India has faced a shortage of oxygen as COVID-19 infection spread again like a tsunami, setting a new world record for the third consecutive day, Reuters reported.
Big Health care chains in the country announced shortages of oxygen and suspended new Covid-19 patient admissions.
Max Healthcare that runs network of hospital in the country tweeded that it had less than two hours of oxygen left.
The biggest India Healthcare chains are reportedly running on backup oxygen supplies as infected cases uncontrollably pour into the hospitals.
The rampaging second COVID-19 wave hit a rate of one coronavirus death every four minutes in Delhi as hospitals are flooded with patients, according to Reuters.

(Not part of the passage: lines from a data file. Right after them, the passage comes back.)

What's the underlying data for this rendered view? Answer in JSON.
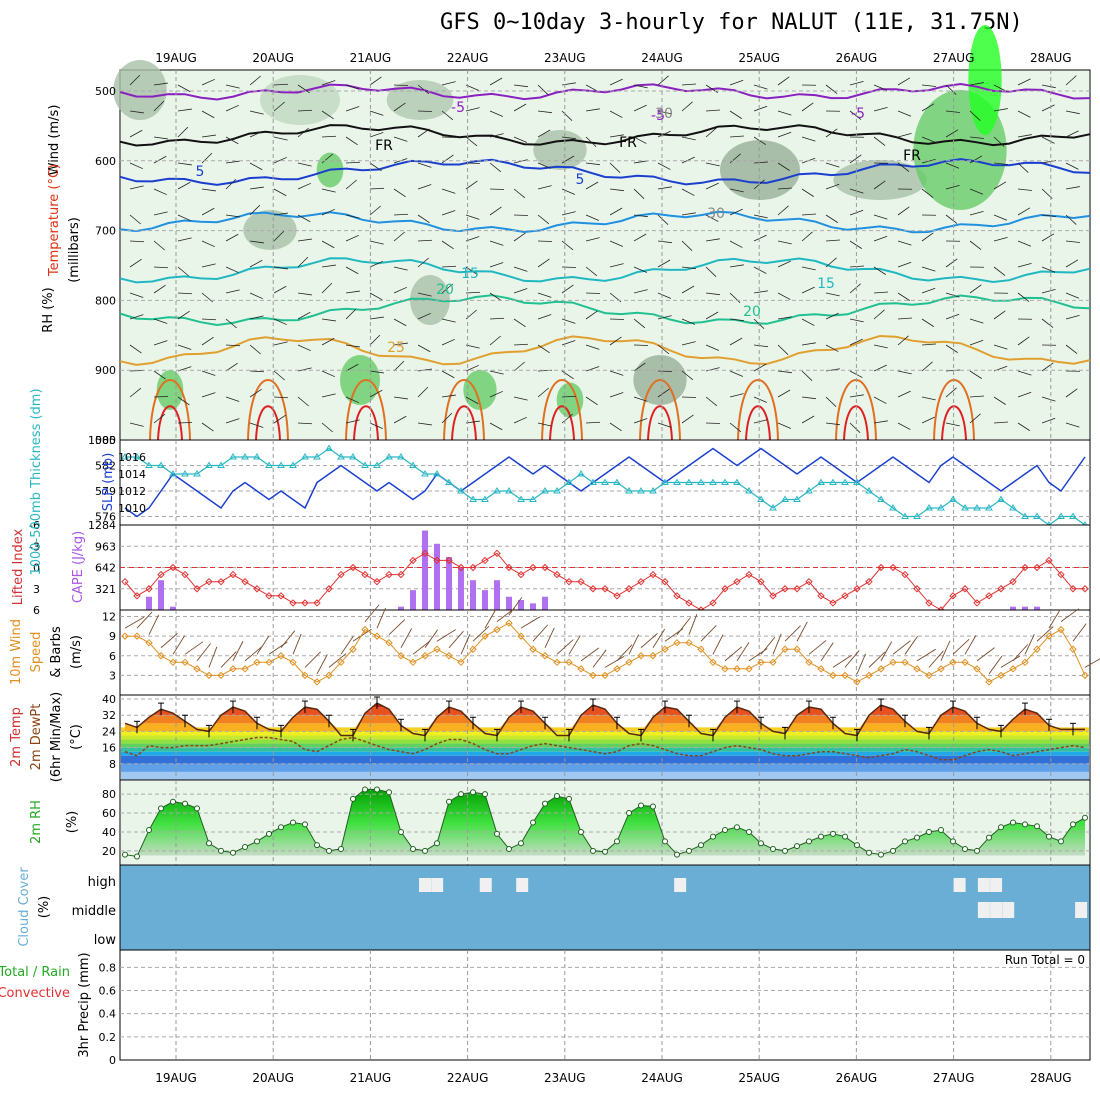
{
  "title": "GFS 0~10day 3-hourly for NALUT (11E, 31.75N)",
  "dates": [
    "19AUG",
    "20AUG",
    "21AUG",
    "22AUG",
    "23AUG",
    "24AUG",
    "25AUG",
    "26AUG",
    "27AUG",
    "28AUG"
  ],
  "colors": {
    "rh_light": "#e8f4e8",
    "rh_mid": "#a8c8a8",
    "rh_dark": "#8fae8f",
    "rh_green": "#33cc33",
    "rh_bright": "#00ff00",
    "cloud": "#6aaed6",
    "temp_hot": "#e03010",
    "dew": "#8b4513"
  },
  "panels": {
    "upper": {
      "ylabel_wind": "Wind (m/s)",
      "ylabel_temp": "Temperature (°C)",
      "ylabel_rh": "RH (%)",
      "ylabel_units": "(millibars)",
      "yticks": [
        "500",
        "600",
        "700",
        "800",
        "900",
        "1000"
      ],
      "contour_labels": [
        "-5",
        "-5",
        "-5",
        "5",
        "5",
        "15",
        "15",
        "20",
        "20",
        "25",
        "30",
        "30",
        "FR",
        "FR",
        "FR"
      ]
    },
    "thickness": {
      "ylabel_left": "1000-500mb Thickness (dm)",
      "ylabel_right": "SLP (mb)",
      "yticks_left": [
        "585",
        "582",
        "579",
        "576"
      ],
      "yticks_right": [
        "1016",
        "1014",
        "1012",
        "1010"
      ]
    },
    "cape": {
      "ylabel_left": "Lifted Index",
      "ylabel_right": "CAPE (J/kg)",
      "yticks_left": [
        "-6",
        "-3",
        "0",
        "3",
        "6"
      ],
      "yticks_right": [
        "1284",
        "963",
        "642",
        "321"
      ]
    },
    "wind": {
      "ylabel1": "10m Wind",
      "ylabel2": "Speed",
      "ylabel3": "& Barbs",
      "ylabel_units": "(m/s)",
      "yticks": [
        "12",
        "9",
        "6",
        "3"
      ]
    },
    "temp": {
      "ylabel1": "2m Temp",
      "ylabel2": "2m DewPt",
      "ylabel3": "(6hr Min/Max)",
      "ylabel_units": "(°C)",
      "yticks": [
        "40",
        "32",
        "24",
        "16",
        "8"
      ]
    },
    "rh": {
      "ylabel": "2m RH",
      "ylabel_units": "(%)",
      "yticks": [
        "80",
        "60",
        "40",
        "20"
      ]
    },
    "cloud": {
      "ylabel": "Cloud Cover",
      "ylabel_units": "(%)",
      "yticks": [
        "high",
        "middle",
        "low"
      ]
    },
    "precip": {
      "ylabel1": "Total / Rain",
      "ylabel2": "Convective",
      "ylabel_units": "3hr Precip (mm)",
      "yticks": [
        "0.8",
        "0.6",
        "0.4",
        "0.2",
        "0"
      ],
      "run_total": "Run Total = 0"
    }
  },
  "chart_data": [
    {
      "type": "line",
      "title": "1000-500mb Thickness (dm) / SLP (mb)",
      "series": [
        {
          "name": "SLP (mb)",
          "axis": "right",
          "values": [
            1010,
            1009,
            1010,
            1012,
            1014,
            1013,
            1012,
            1011,
            1010,
            1012,
            1013,
            1012,
            1011,
            1012,
            1011,
            1010,
            1013,
            1014,
            1015,
            1014,
            1013,
            1012,
            1013,
            1012,
            1011,
            1012,
            1014,
            1013,
            1012,
            1013,
            1014,
            1015,
            1016,
            1015,
            1014,
            1015,
            1014,
            1013,
            1012,
            1013,
            1014,
            1015,
            1016,
            1015,
            1014,
            1013,
            1014,
            1015,
            1016,
            1017,
            1016,
            1015,
            1016,
            1017,
            1016,
            1015,
            1014,
            1015,
            1016,
            1015,
            1014,
            1013,
            1014,
            1015,
            1016,
            1015,
            1014,
            1013,
            1015,
            1016,
            1015,
            1014,
            1013,
            1012,
            1013,
            1014,
            1015,
            1013,
            1012,
            1014,
            1016
          ]
        },
        {
          "name": "1000-500mb Thickness (dm)",
          "axis": "left",
          "values": [
            583,
            583,
            582,
            582,
            581,
            581,
            581,
            582,
            582,
            583,
            583,
            583,
            582,
            582,
            582,
            583,
            583,
            584,
            583,
            583,
            582,
            582,
            583,
            583,
            582,
            581,
            581,
            580,
            579,
            578,
            578,
            579,
            579,
            578,
            578,
            579,
            579,
            580,
            581,
            580,
            580,
            580,
            579,
            579,
            579,
            580,
            580,
            580,
            580,
            580,
            580,
            580,
            579,
            578,
            577,
            578,
            578,
            579,
            580,
            580,
            580,
            580,
            579,
            578,
            577,
            576,
            576,
            577,
            577,
            578,
            577,
            577,
            577,
            578,
            577,
            576,
            576,
            575,
            576,
            576,
            575
          ]
        }
      ]
    },
    {
      "type": "bar",
      "title": "CAPE (J/kg) / Lifted Index",
      "cape_values": [
        0,
        0,
        200,
        450,
        50,
        0,
        0,
        0,
        0,
        0,
        0,
        0,
        0,
        0,
        0,
        0,
        0,
        0,
        0,
        0,
        0,
        0,
        0,
        50,
        300,
        1200,
        1000,
        800,
        650,
        450,
        300,
        450,
        200,
        150,
        100,
        200,
        0,
        0,
        0,
        0,
        0,
        0,
        0,
        0,
        0,
        0,
        0,
        0,
        0,
        0,
        0,
        0,
        0,
        0,
        0,
        0,
        0,
        0,
        0,
        0,
        0,
        0,
        0,
        0,
        0,
        0,
        0,
        0,
        0,
        0,
        0,
        0,
        0,
        0,
        50,
        50,
        50,
        0,
        0,
        0,
        0
      ],
      "lifted_index": [
        2,
        4,
        3,
        1,
        0,
        1,
        3,
        2,
        2,
        1,
        2,
        3,
        4,
        4,
        5,
        5,
        5,
        3,
        1,
        0,
        1,
        2,
        1,
        1,
        -1,
        -2,
        -1,
        -1,
        0,
        0,
        -1,
        -2,
        0,
        1,
        0,
        0,
        1,
        2,
        2,
        3,
        3,
        4,
        3,
        2,
        1,
        2,
        4,
        5,
        6,
        5,
        3,
        2,
        1,
        2,
        4,
        3,
        3,
        2,
        4,
        5,
        4,
        3,
        2,
        0,
        0,
        1,
        3,
        5,
        6,
        4,
        3,
        5,
        4,
        3,
        2,
        0,
        0,
        -1,
        1,
        3,
        3
      ]
    },
    {
      "type": "line",
      "title": "10m Wind Speed (m/s)",
      "values": [
        9,
        9,
        8,
        6,
        5,
        5,
        4,
        3,
        3,
        4,
        4,
        5,
        5,
        6,
        5,
        3,
        2,
        3,
        5,
        7,
        10,
        9,
        8,
        6,
        5,
        6,
        7,
        6,
        5,
        7,
        9,
        10,
        11,
        9,
        7,
        6,
        5,
        5,
        4,
        3,
        3,
        4,
        5,
        6,
        6,
        7,
        8,
        8,
        7,
        5,
        4,
        4,
        4,
        5,
        5,
        7,
        7,
        5,
        4,
        3,
        3,
        2,
        3,
        4,
        5,
        5,
        4,
        3,
        4,
        5,
        5,
        4,
        2,
        3,
        4,
        5,
        7,
        9,
        10,
        7,
        3
      ]
    },
    {
      "type": "area",
      "title": "2m Temp / 2m DewPt (°C)",
      "temp": [
        28,
        26,
        31,
        35,
        33,
        29,
        25,
        24,
        32,
        36,
        34,
        28,
        25,
        24,
        31,
        36,
        35,
        29,
        22,
        22,
        33,
        38,
        35,
        27,
        23,
        22,
        31,
        36,
        34,
        28,
        23,
        22,
        31,
        36,
        34,
        28,
        22,
        22,
        32,
        37,
        35,
        28,
        23,
        22,
        31,
        36,
        35,
        29,
        23,
        22,
        31,
        36,
        34,
        28,
        24,
        23,
        32,
        36,
        35,
        28,
        23,
        22,
        32,
        37,
        35,
        29,
        24,
        23,
        32,
        36,
        34,
        28,
        25,
        24,
        30,
        35,
        33,
        27,
        25,
        25,
        25
      ],
      "dewpt": [
        14,
        12,
        17,
        16,
        16,
        17,
        17,
        17,
        18,
        19,
        20,
        21,
        21,
        20,
        19,
        15,
        14,
        17,
        20,
        21,
        19,
        17,
        15,
        14,
        13,
        15,
        18,
        20,
        20,
        18,
        15,
        13,
        13,
        15,
        17,
        18,
        17,
        16,
        15,
        14,
        13,
        14,
        17,
        18,
        17,
        15,
        13,
        12,
        12,
        14,
        16,
        17,
        16,
        15,
        13,
        12,
        12,
        13,
        14,
        14,
        13,
        12,
        11,
        12,
        13,
        15,
        14,
        12,
        10,
        10,
        12,
        14,
        15,
        14,
        12,
        13,
        14,
        15,
        16,
        17,
        16
      ]
    },
    {
      "type": "line",
      "title": "2m RH (%)",
      "values": [
        16,
        14,
        42,
        65,
        72,
        70,
        65,
        28,
        20,
        18,
        24,
        30,
        38,
        45,
        50,
        48,
        26,
        20,
        22,
        75,
        85,
        85,
        82,
        40,
        22,
        20,
        28,
        72,
        80,
        82,
        80,
        38,
        22,
        28,
        50,
        70,
        78,
        75,
        40,
        20,
        19,
        30,
        60,
        68,
        67,
        30,
        16,
        20,
        26,
        35,
        42,
        45,
        40,
        28,
        22,
        20,
        25,
        30,
        35,
        38,
        35,
        26,
        18,
        16,
        20,
        30,
        34,
        40,
        42,
        30,
        22,
        20,
        34,
        45,
        50,
        48,
        46,
        35,
        30,
        48,
        55
      ]
    },
    {
      "type": "bar",
      "title": "Cloud Cover (%)",
      "high_cells": [
        "21AUG+12",
        "21AUG+15",
        "22AUG+3",
        "22AUG+12",
        "24AUG+3",
        "27AUG+0",
        "27AUG+6",
        "27AUG+9"
      ],
      "middle_cells": [
        "27AUG+6",
        "27AUG+9",
        "27AUG+12",
        "28AUG+6"
      ]
    },
    {
      "type": "bar",
      "title": "3hr Precip (mm)",
      "values": [
        0
      ],
      "ylim": [
        0,
        1
      ]
    }
  ]
}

Indian government deployed military planes and trains to get oxygen to Delhi from different parts of the country and overseas.
Total infected cases rose overnight by 346,786, for a total of 16.6 million cases, India has 189,544 deaths recorded up to the time.

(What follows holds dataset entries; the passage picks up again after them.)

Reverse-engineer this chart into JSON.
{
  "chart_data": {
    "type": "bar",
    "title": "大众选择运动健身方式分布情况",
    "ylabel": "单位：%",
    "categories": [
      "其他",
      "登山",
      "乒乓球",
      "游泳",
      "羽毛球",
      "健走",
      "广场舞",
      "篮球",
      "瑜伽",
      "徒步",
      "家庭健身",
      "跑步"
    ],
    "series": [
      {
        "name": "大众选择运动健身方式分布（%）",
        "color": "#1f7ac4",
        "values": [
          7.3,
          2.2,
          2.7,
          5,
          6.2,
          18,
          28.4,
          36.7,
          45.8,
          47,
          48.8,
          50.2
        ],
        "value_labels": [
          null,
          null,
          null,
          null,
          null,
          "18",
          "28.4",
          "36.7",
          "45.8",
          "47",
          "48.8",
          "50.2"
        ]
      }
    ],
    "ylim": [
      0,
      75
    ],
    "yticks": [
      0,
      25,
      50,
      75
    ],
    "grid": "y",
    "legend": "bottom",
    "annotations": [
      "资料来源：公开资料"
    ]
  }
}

In a single night another record-breaking COVID-19 death mark was recorded in the past 24 hours, 2, 624 people have died of the pandemic overnight.
Crematoriums were full and grieving family has to wait, Hospitals have gone to courts seeking the government to order emergency arrangements for medical supplies, particularly oxygen, Reuters said in a report.

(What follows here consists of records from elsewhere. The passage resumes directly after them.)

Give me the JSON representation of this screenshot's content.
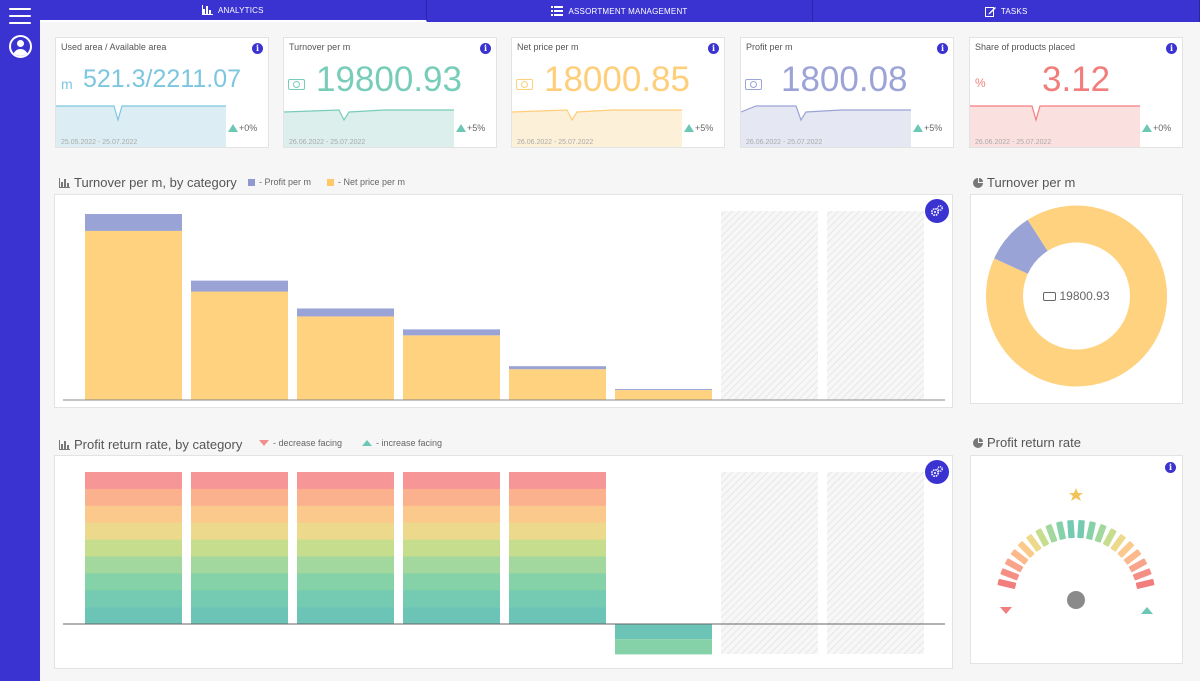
{
  "nav": {
    "tabs": [
      {
        "label": "ANALYTICS",
        "icon": "bar-chart-icon",
        "active": true
      },
      {
        "label": "ASSORTMENT MANAGEMENT",
        "icon": "list-icon",
        "active": false
      },
      {
        "label": "TASKS",
        "icon": "edit-icon",
        "active": false
      }
    ]
  },
  "colors": {
    "brand": "#3a33d1",
    "profit": "#9aa3d6",
    "net_price": "#ffd27f",
    "teal": "#6cc7b5",
    "red": "#f18e8e"
  },
  "kpis": [
    {
      "title": "Used area / Available area",
      "unit": "m",
      "value": "521.3/2211.07",
      "date": "25.05.2022 - 25.07.2022",
      "delta": "+0%",
      "color": "#7cc6e0",
      "fill": "#dceef3"
    },
    {
      "title": "Turnover per m",
      "unit_icon": "money-icon",
      "value": "19800.93",
      "date": "26.06.2022 - 25.07.2022",
      "delta": "+5%",
      "color": "#78cdb9",
      "fill": "#dcefec"
    },
    {
      "title": "Net price per m",
      "unit_icon": "money-icon",
      "value": "18000.85",
      "date": "26.06.2022 - 25.07.2022",
      "delta": "+5%",
      "color": "#ffce7a",
      "fill": "#fdf0d8"
    },
    {
      "title": "Profit per m",
      "unit_icon": "money-icon",
      "value": "1800.08",
      "date": "26.06.2022 - 25.07.2022",
      "delta": "+5%",
      "color": "#9ca3d6",
      "fill": "#e5e7f3"
    },
    {
      "title": "Share of products placed",
      "unit": "%",
      "value": "3.12",
      "date": "26.06.2022 - 25.07.2022",
      "delta": "+0%",
      "color": "#f27d7d",
      "fill": "#fbe0e0"
    }
  ],
  "turnover_chart": {
    "title": "Turnover per m, by category",
    "legend": [
      {
        "label": "- Profit per m",
        "color": "#8f99cf"
      },
      {
        "label": "- Net price per m",
        "color": "#ffc96b"
      }
    ]
  },
  "turnover_donut": {
    "title": "Turnover per m",
    "center_value": "19800.93"
  },
  "profit_chart": {
    "title": "Profit return rate, by category",
    "legend": [
      {
        "label": "- decrease facing",
        "marker": "down"
      },
      {
        "label": "- increase facing",
        "marker": "up"
      }
    ]
  },
  "profit_gauge": {
    "title": "Profit return rate"
  },
  "chart_data": [
    {
      "type": "bar",
      "stacked": true,
      "categories": [
        "",
        "",
        "",
        "",
        "",
        "",
        "",
        ""
      ],
      "series": [
        {
          "name": "- Net price per m",
          "values": [
            170,
            109,
            84,
            65,
            31,
            10,
            null,
            null
          ]
        },
        {
          "name": "- Profit per m",
          "values": [
            17,
            11,
            8,
            6,
            3,
            1,
            null,
            null
          ]
        }
      ],
      "empty_slots": [
        6,
        7
      ],
      "ylim": [
        0,
        190
      ],
      "grid": false
    },
    {
      "type": "pie",
      "donut": true,
      "slices": [
        {
          "name": "Net price per m",
          "value": 18000.85
        },
        {
          "name": "Profit per m",
          "value": 1800.08
        }
      ],
      "center_label": "19800.93"
    },
    {
      "type": "bar",
      "categories": [
        "",
        "",
        "",
        "",
        "",
        "",
        "",
        ""
      ],
      "values": [
        150,
        150,
        150,
        150,
        150,
        -30,
        null,
        null
      ],
      "empty_slots": [
        6,
        7
      ],
      "ylim": [
        -30,
        150
      ],
      "grid": false,
      "gradient": [
        "#f79696",
        "#fbb18e",
        "#fbc98b",
        "#ecd98b",
        "#c7dd8e",
        "#a2d89e",
        "#86d2a8",
        "#75cbb2",
        "#6cc4b7"
      ]
    }
  ]
}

“It’s a tsunami. How are we trying to build capacity?” the Delhi high court asked the state and federal governments in response to this plea, reported Reuters.
Media outlets in India captured families tending and caring for the infected in hospital corridors, streets.
In a single day, India surpassed the US record of 297,430 infections record within 24 hours, making the country a global epicenter for the disease.
The federal government in February declared, India has beaten the virus, authorities lifted restrictions, and allowed huge gatherings and religious festivals when new cases were being recorded 10,000 people infected per day, experts told Reuters.
It is believed that this could be the worst and more dangerous COVID-19 variant coursing through India.
India is the second-most populous country in the world where people live in close proximity often six members of a family live in a single room.
“While complacency in adhering to masks and physical distancing might have played a role, it seems increasingly likely that this second wave has been fuelled by a much more virulent strain,” wrote Vikram Patel, Professor of Global Health at Harvard Medical School, in the Indian Express, Reuters quoted.
According to experts India needs to ramp up vaccinations and impose lockdown and restrictions in the red zones where high infection rates are being recorded on daily basis.
Reuters reported that India has opened up the immunization program to all adults but faces shortage.